2. Model Optimization and Refinement

Beyond adding new algorithms, the document implicitly suggests further refinement of the existing models. While the current implementation uses time series and classification tree algorithms, the potential for optimization remains. This could involve adjusting algorithm parameters, experimenting with different data preprocessing techniques, or exploring alternative feature engineering approaches. The ongoing refinement of the existing algorithms could lead to significant improvements in their accuracy and reliability. This suggests the necessity of continuous improvement and adaptation of the current algorithms based on new research and findings. This is a continuous process of model optimization which requires regular review and updates.

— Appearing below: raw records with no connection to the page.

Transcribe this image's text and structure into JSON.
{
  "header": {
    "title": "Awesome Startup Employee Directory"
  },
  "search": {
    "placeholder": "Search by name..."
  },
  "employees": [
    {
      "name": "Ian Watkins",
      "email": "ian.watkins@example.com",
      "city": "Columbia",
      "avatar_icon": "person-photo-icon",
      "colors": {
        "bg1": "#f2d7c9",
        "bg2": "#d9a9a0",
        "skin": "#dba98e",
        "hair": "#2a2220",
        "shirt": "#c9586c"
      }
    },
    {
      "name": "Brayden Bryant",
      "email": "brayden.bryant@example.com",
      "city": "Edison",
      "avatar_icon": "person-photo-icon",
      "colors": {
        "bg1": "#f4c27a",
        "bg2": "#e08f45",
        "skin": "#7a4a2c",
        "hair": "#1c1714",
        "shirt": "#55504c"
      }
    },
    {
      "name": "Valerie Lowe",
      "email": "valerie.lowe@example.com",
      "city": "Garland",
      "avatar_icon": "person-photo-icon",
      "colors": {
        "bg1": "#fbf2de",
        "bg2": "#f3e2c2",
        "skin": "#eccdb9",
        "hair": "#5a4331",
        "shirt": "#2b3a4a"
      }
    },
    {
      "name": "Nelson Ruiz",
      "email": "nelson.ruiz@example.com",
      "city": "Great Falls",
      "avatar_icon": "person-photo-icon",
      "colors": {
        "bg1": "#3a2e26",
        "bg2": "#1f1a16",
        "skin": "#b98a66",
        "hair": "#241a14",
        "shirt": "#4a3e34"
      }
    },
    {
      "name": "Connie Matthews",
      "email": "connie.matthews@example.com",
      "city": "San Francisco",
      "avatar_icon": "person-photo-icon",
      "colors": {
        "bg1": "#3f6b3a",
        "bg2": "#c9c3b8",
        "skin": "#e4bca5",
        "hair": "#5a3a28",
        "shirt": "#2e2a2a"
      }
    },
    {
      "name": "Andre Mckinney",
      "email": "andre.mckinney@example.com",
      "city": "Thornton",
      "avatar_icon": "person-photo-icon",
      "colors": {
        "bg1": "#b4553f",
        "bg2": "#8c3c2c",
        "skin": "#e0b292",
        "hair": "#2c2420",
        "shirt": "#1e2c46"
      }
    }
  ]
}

3. Expansion of Technical Indicators and Features

Another avenue for future work involves expanding the range of supported technical indicators. The current implementation includes SMA and RSI but additional indicators could enhance the model's ability to capture different aspects of market dynamics. The integration of more advanced or niche indicators could improve the algorithm's ability to identify and incorporate various market dynamics. This would enhance the model's sensitivity to different patterns and improve the accuracy of predictions. Adding more technical indicators would enhance the predictive capabilities. The current use of TA-lib demonstrates the ease of incorporating new indicators based on the library's extensive capabilities. This approach highlights the iterative and expandable nature of the design.